Emma M.H. sent us a link (via Jewish Philanthropy) to a study by the Center of Philanthropy, at Indiana University, about differences in financial donating by men and women. The report looks at data from a 2007 nationally representative survey of households, in which respondents were asked about their charitable giving in 2006. To isolate differences in giving, the report includes data only on single heads of household (whether never-married, divorced, or widowed), since in married households it’s difficult to distinguish who made the decision to donate (they point out that the literature is also very clear that married households are much more likely to donate than non-married households). You can get a copy of the actual questionnaire here.
They break the data down by income as well, dividing them into quintiles (that is, each category contains 20% of respondents). The income quintiles are: Q1 = $23,509 or less, Q2 = over $23,509 but less than $43,500, Q3 = over $43,500 but less than $67,532, Q4 = over $67,532 but less than $103,000, and Q5 = $103,000+.
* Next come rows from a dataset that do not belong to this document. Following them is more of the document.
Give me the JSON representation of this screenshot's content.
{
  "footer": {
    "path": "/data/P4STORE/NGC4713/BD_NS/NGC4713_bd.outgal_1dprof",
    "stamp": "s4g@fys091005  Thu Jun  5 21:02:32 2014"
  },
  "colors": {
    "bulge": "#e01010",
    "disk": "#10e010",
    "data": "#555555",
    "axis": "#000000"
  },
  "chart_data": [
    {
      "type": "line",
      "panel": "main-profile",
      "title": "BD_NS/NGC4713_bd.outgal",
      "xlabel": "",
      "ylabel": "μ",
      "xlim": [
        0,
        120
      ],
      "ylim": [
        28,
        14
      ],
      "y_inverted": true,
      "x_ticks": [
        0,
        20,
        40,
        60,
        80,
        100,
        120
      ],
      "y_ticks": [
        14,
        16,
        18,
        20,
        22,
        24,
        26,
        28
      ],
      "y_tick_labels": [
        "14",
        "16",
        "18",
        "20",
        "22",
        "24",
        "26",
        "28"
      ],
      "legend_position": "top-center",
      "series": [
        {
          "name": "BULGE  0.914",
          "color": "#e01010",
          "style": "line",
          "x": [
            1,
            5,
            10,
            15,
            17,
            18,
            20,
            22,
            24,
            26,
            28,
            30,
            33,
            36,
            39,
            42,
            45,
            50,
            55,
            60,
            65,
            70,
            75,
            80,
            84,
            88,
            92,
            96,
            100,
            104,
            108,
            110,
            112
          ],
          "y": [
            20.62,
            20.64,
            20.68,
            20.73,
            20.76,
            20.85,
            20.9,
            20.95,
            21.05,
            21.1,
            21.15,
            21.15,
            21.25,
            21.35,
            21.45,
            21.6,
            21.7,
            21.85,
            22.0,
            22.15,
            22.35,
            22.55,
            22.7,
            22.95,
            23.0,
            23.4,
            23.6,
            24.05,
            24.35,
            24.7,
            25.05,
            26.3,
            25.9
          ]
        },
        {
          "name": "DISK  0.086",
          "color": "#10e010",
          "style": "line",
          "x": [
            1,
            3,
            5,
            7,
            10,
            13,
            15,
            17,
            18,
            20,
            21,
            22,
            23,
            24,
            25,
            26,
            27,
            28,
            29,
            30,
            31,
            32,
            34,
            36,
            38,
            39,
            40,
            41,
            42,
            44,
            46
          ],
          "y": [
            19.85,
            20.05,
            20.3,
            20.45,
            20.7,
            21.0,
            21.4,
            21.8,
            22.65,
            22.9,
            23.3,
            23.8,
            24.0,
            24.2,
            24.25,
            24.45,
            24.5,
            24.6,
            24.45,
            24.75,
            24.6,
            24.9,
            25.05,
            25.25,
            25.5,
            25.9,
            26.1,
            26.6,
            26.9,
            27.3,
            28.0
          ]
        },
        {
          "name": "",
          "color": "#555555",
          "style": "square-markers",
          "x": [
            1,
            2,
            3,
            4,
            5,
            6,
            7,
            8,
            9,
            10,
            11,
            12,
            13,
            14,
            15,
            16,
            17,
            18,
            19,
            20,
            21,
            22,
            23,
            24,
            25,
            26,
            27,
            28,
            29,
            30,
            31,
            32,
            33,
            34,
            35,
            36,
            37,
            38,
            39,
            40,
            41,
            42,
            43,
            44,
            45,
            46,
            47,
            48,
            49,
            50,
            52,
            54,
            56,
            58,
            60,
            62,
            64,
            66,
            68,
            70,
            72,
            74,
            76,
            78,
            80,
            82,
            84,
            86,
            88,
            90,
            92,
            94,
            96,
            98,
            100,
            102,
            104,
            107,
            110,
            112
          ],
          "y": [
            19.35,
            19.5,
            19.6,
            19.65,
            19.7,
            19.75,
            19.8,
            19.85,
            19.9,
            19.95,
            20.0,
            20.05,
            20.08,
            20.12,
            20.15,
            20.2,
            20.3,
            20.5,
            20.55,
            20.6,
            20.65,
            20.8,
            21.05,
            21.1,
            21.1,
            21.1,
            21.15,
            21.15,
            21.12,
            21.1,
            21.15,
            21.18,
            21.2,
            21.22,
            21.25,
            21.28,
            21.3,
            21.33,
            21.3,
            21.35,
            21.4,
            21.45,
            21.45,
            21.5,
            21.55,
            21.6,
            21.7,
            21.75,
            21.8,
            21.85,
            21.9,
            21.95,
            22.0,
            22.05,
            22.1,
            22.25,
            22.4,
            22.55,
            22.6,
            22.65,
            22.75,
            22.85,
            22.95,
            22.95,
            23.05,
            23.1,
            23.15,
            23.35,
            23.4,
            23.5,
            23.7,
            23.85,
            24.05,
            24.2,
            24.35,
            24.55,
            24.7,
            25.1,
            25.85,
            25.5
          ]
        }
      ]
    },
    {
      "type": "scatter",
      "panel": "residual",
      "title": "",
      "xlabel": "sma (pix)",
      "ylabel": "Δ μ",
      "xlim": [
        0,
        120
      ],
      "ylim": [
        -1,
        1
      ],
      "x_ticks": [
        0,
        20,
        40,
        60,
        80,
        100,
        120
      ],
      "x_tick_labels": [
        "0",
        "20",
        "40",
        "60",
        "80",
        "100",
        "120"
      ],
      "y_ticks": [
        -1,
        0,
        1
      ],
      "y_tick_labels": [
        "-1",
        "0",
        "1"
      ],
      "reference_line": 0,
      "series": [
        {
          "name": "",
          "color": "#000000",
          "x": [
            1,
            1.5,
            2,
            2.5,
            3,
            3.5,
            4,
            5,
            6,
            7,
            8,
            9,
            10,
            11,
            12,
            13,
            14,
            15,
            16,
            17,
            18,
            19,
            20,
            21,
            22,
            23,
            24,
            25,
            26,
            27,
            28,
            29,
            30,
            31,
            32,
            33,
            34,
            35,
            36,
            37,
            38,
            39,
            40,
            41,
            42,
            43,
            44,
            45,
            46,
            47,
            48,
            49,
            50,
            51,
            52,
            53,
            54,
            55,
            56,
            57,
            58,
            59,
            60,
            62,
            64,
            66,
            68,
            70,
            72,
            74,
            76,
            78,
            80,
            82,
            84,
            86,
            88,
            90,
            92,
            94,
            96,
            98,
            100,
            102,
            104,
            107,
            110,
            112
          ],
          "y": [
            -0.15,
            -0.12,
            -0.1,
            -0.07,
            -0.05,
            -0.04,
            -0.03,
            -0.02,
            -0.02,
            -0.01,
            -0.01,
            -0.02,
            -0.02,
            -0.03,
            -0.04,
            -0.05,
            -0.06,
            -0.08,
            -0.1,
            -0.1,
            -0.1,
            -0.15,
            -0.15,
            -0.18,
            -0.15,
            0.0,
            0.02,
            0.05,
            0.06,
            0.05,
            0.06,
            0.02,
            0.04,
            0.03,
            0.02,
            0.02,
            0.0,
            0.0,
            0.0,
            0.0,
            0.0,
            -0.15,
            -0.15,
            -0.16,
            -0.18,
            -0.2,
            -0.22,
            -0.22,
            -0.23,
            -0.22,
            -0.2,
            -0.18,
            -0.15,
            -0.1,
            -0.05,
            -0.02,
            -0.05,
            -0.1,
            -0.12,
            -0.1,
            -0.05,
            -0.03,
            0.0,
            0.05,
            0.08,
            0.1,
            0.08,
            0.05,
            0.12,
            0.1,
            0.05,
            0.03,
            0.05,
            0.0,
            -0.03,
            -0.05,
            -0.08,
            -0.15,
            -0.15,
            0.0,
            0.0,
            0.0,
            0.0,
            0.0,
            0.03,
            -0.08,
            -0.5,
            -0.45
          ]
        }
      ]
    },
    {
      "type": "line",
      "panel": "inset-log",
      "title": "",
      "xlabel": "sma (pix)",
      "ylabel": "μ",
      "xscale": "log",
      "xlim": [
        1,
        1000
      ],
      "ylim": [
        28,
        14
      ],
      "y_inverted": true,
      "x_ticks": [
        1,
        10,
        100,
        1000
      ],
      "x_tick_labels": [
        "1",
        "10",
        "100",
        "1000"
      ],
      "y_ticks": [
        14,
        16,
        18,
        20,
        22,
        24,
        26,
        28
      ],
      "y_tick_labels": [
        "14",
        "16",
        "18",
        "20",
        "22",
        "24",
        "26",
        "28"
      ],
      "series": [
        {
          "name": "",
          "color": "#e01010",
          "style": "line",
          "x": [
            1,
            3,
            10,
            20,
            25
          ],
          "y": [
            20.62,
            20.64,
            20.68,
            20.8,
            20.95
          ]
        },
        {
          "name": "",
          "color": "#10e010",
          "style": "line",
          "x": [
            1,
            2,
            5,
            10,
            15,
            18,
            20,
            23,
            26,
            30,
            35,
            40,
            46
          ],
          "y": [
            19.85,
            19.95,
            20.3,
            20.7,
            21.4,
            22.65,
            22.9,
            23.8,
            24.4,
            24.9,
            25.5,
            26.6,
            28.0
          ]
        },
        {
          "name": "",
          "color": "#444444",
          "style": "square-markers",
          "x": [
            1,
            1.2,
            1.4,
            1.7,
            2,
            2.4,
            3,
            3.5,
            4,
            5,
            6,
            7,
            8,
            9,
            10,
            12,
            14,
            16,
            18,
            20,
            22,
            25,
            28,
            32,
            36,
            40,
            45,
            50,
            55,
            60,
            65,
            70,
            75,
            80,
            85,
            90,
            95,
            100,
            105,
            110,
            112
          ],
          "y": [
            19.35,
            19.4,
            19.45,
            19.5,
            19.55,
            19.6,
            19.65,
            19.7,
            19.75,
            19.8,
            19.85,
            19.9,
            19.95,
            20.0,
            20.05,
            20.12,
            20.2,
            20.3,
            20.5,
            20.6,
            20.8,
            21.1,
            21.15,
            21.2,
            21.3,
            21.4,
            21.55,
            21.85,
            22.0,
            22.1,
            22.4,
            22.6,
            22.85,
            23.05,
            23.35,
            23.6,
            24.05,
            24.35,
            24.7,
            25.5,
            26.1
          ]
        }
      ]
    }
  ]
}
As we see, in each income category non-married women were more likely to donate to charities of some sort:
Women also generally gave more:
It’s interesting to me that the total amount of the giving doesn’t vary more by income for non-married women (the amount of reported giving is basically the same for the 2nd, 3rd, and 4th quintiles), yet varies so much for non-married men. Thoughts on what’s going on there?
Likelihood of giving also varies quite a bit depending on type of single status — those who are widowed are quite a bit more likely to donate than the never-married, which is probably partially a factor of age and related factors like generally higher incomes/wealth:
As we’ve posted on in the past, women are also more likely to be involved in volunteer work.
I’d love to see a breakdown of where men and women donate, but the report didn’t provide that level of detail.